At La Bonne Table in Hillcrest you get the very best of the French bistro experience, minus the expensive airfare, language barrier and snooty waiters.
Adapted from Bon Appetit by Wendy Lemlin in the June 2016 issue of Performances Magazine San Diego.
Step into the intimate, cozy dining room of French bistro La Bonne Table in Hillcrest, and you can almost hear Edith Piaf warbling “La Vie En Rose” while everyone around you chatters away in perfect Parisian French. But, fear not, this is San Diego, and at La Bonne Table you get the very best of the French bistro experience, minus the expensive airfare, language barrier and snooty waiters. In fact, on the evening I dined there, all 10 tables were handled by one jovial server, who also doubled as the bartender for the six-seat bar. When I peeked into the tiny kitchen to meet chef/owner Renaud Tristan, I also noted that he was the entire cooking staff. I wasn’t kidding when I called this restaurant “intimate.”
Chef Tristan and his wife Sandra Cugusi—he’s from Paris, she, Rome—opened La Bonne Table two years ago. When Renaud confided that he had always dreamed of opening an authentic French bistro, with a very traditional menu “like you would find in a typical Paris bistro in the 1940s or 1950s,” Cugusi, a highly motivated dynamo with 25 years experience in the restaurant industry, said, “let’s do it.” Eh, voilà! They did.

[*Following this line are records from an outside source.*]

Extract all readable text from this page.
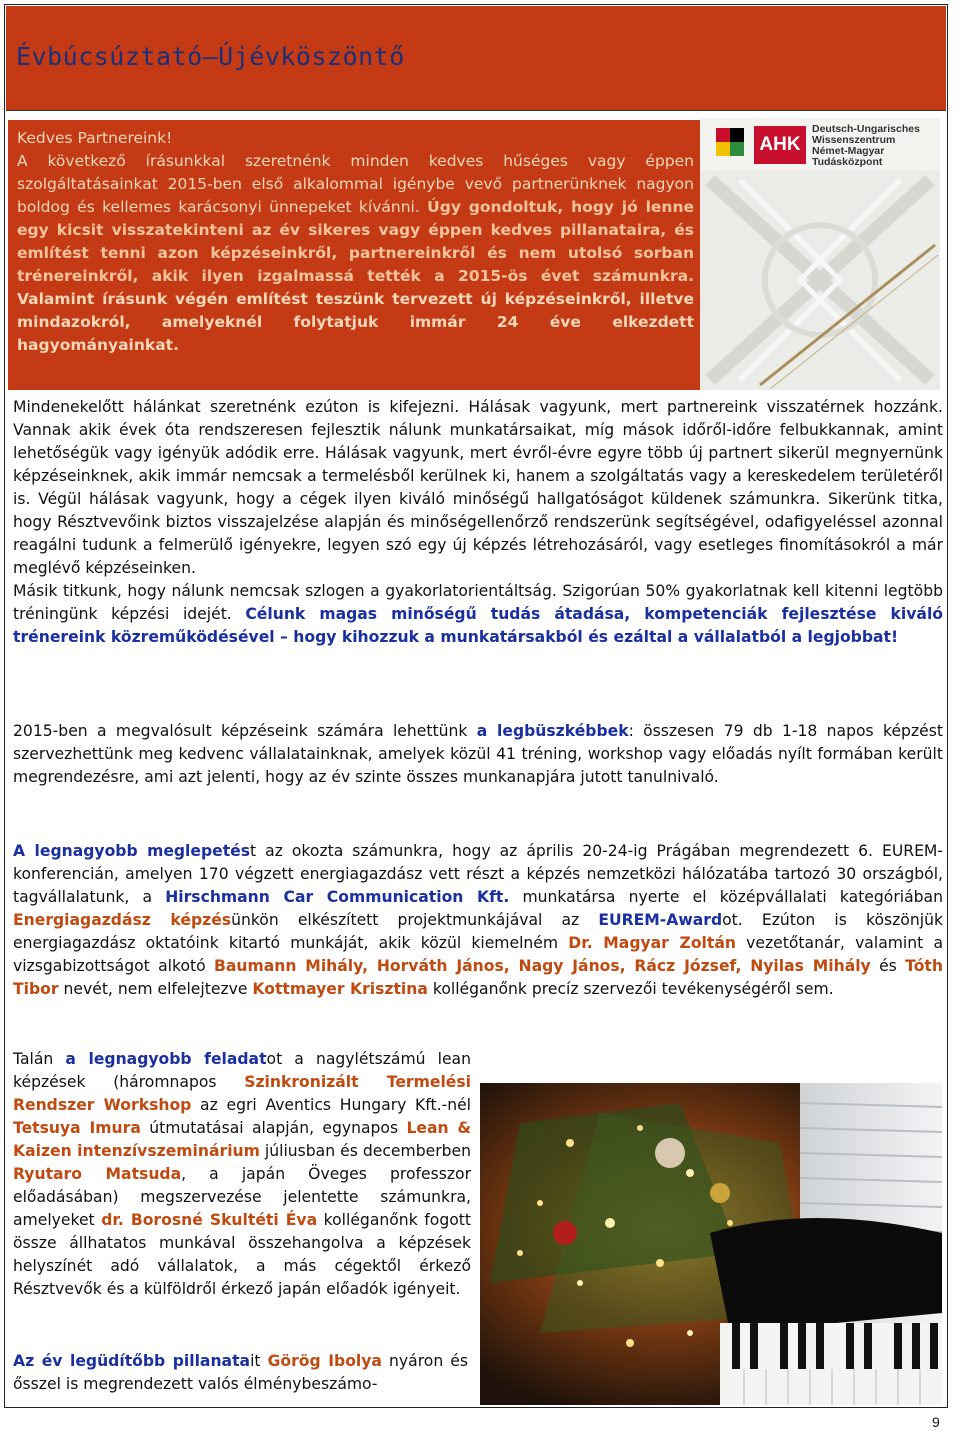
Évbúcsúztató—Újévköszöntő

Kedves Partnereink!

A következő írásunkkal szeretnénk minden kedves hűséges vagy éppen szolgáltatásainkat 2015-ben első alkalommal igénybe vevő partnerünknek nagyon boldog és kellemes karácsonyi ünnepeket kívánni. Úgy gondoltuk, hogy jó lenne egy kicsit visszatekinteni az év sikeres vagy éppen kedves pillanataira, és említést tenni azon képzéseinkről, partnereinkről és nem utolsó sorban trénereinkről, akik ilyen izgalmassá tették a 2015-ös évet számunkra. Valamint írásunk végén említést teszünk tervezett új képzéseinkről, illetve mindazokról, amelyeknél folytatjuk immár 24 éve elkezdett hagyományainkat.

AHK
Deutsch-Ungarisches
Wissenszentrum
Német-Magyar
Tudásközpont

Mindenekelőtt hálánkat szeretnénk ezúton is kifejezni. Hálásak vagyunk, mert partnereink visszatérnek hozzánk. Vannak akik évek óta rendszeresen fejlesztik nálunk munkatársaikat, míg mások időről-időre felbukkannak, amint lehetőségük vagy igényük adódik erre. Hálásak vagyunk, mert évről-évre egyre több új partnert sikerül megnyernünk képzéseinknek, akik immár nemcsak a termelésből kerülnek ki, hanem a szolgáltatás vagy a kereskedelem területéről is. Végül hálásak vagyunk, hogy a cégek ilyen kiváló minőségű hallgatóságot küldenek számunkra. Sikerünk titka, hogy Résztvevőink biztos visszajelzése alapján és minőségellenőrző rendszerünk segítségével, odafigyeléssel azonnal reagálni tudunk a felmerülő igényekre, legyen szó egy új képzés létrehozásáról, vagy esetleges finomításokról a már meglévő képzéseinken.

Másik titkunk, hogy nálunk nemcsak szlogen a gyakorlatorientáltság. Szigorúan 50% gyakorlatnak kell kitenni legtöbb tréningünk képzési idejét. Célunk magas minőségű tudás átadása, kompetenciák fejlesztése kiváló trénereink közreműködésével – hogy kihozzuk a munkatársakból és ezáltal a vállalatból a legjobbat!

2015-ben a megvalósult képzéseink számára lehettünk a legbüszkébbek: összesen 79 db 1-18 napos képzést szervezhettünk meg kedvenc vállalatainknak, amelyek közül 41 tréning, workshop vagy előadás nyílt formában került megrendezésre, ami azt jelenti, hogy az év szinte összes munkanapjára jutott tanulnivaló.

A legnagyobb meglepetést az okozta számunkra, hogy az április 20-24-ig Prágában megrendezett 6. EUREM-konferencián, amelyen 170 végzett energiagazdász vett részt a képzés nemzetközi hálózatába tartozó 30 országból, tagvállalatunk, a Hirschmann Car Communication Kft. munkatársa nyerte el középvállalati kategóriában Energiagazdász képzésünkön elkészített projektmunkájával az EUREM-Awardot. Ezúton is köszönjük energiagazdász oktatóink kitartó munkáját, akik közül kiemelném Dr. Magyar Zoltán vezetőtanár, valamint a vizsgabizottságot alkotó Baumann Mihály, Horváth János, Nagy János, Rácz József, Nyilas Mihály és Tóth Tibor nevét, nem elfelejtezve Kottmayer Krisztina kolléganőnk precíz szervezői tevékenységéről sem.

Talán a legnagyobb feladatot a nagylétszámú lean képzések (háromnapos Szinkronizált Termelési Rendszer Workshop az egri Aventics Hungary Kft.-nél Tetsuya Imura útmutatásai alapján, egynapos Lean & Kaizen intenzívszeminárium júliusban és decemberben Ryutaro Matsuda, a japán Öveges professzor előadásában) megszervezése jelentette számunkra, amelyeket dr. Borosné Skultéti Éva kolléganőnk fogott össze állhatatos munkával összehangolva a képzések helyszínét adó vállalatok, a más cégektől érkező Résztvevők és a külföldről érkező japán előadók igényeit.

Az év legüdítőbb pillanatait Görög Ibolya nyáron és ősszel is megrendezett valós élménybeszámo-

9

On the relatively simple menu are all the classics you would expect: soupe a l’oignon (onion soup) with its dark, rich broth; onions cooked to sweet translucency; and its crust of croutons and melted gruyere. You’ll also find escargots in garlic butter; foie gras terrine; roasted bone marrow; steak and frites; duck confit; and trout mandine—to name a few. Of these, the duck confit is one of several standout dishes that have been earning raves from local foodies. Its crispy skin is perfection and reveals tender, moist duck meat that literally falls off the bone.
On this particular visit, I began my meal with The Saint, one of seven cocktail options. Summery and refreshing, it featured the elderflower-flavored liqueur St. Germain and gin. (It’s named for Saint Germain, a one-time bishop of Paris, known for his virtue and ministrations to the poor.) The carefully curated wine list features 20 French selections, and several European beers are available as well.
Favorite components of my nicely uncomplicated salade frisee were the accompanying slices of baguette perfectly toasted with mounds of goat cheese. Slivered almonds gave the salad a pleasing crunch, while the mustard vinaigrette helped to balance the slight natural bitterness of the frisee with the tartness of the goat cheese.
The Moules Marinieres were all that I had hoped they would be. Tender Carlsbad mussels were bathed in a garlicky white wine broth, and I ate way too many of the perfectly crisped fries, dipping them in the fragrant, tasty broth.
For my entree, I went with the daily special, a mammoth bowl of bouillabaisse. A big, sweetly succulent Maine
lobster claw topped a mound of mussels, clams, scallops and pieces of flaky cod, in a broth that had just enough of a zing of spiciness to up the interest factor to yummers plus. The portion was so large, that I made two more full meals out of my to-go bag leftovers.
Need you ask if I had dessert? It was a really tough choice between the crème bruleé, mousse au chocolat and tarte au poires. After much deliberation, I went with the crème bruleé, because I was just too full for the richness of the chocolate mousse, and my dining companion ordered the pear tart, so I was able to taste hers. Both were truly excellent—the crème bruleé’s vanilla custard was silky and light, and the tart had a layer of delightful marzipan between the flaky pastry and the fresh pears.
Most entrees at La Bonne Table range in the mid $20s. The only disappointment (if you’re not a carnivore): no vegetarian options on the regular menu. Open for dinner every night except Sunday, and offering patio dining, this romantic bistro is an ideal date-night go-to, or a lovely spot to enjoy your own company at the small bar. Sip a glass of wine, cognac or other digestif, and indulge in the fantasy of a stroll along the Seine on a moonlit Parisian night.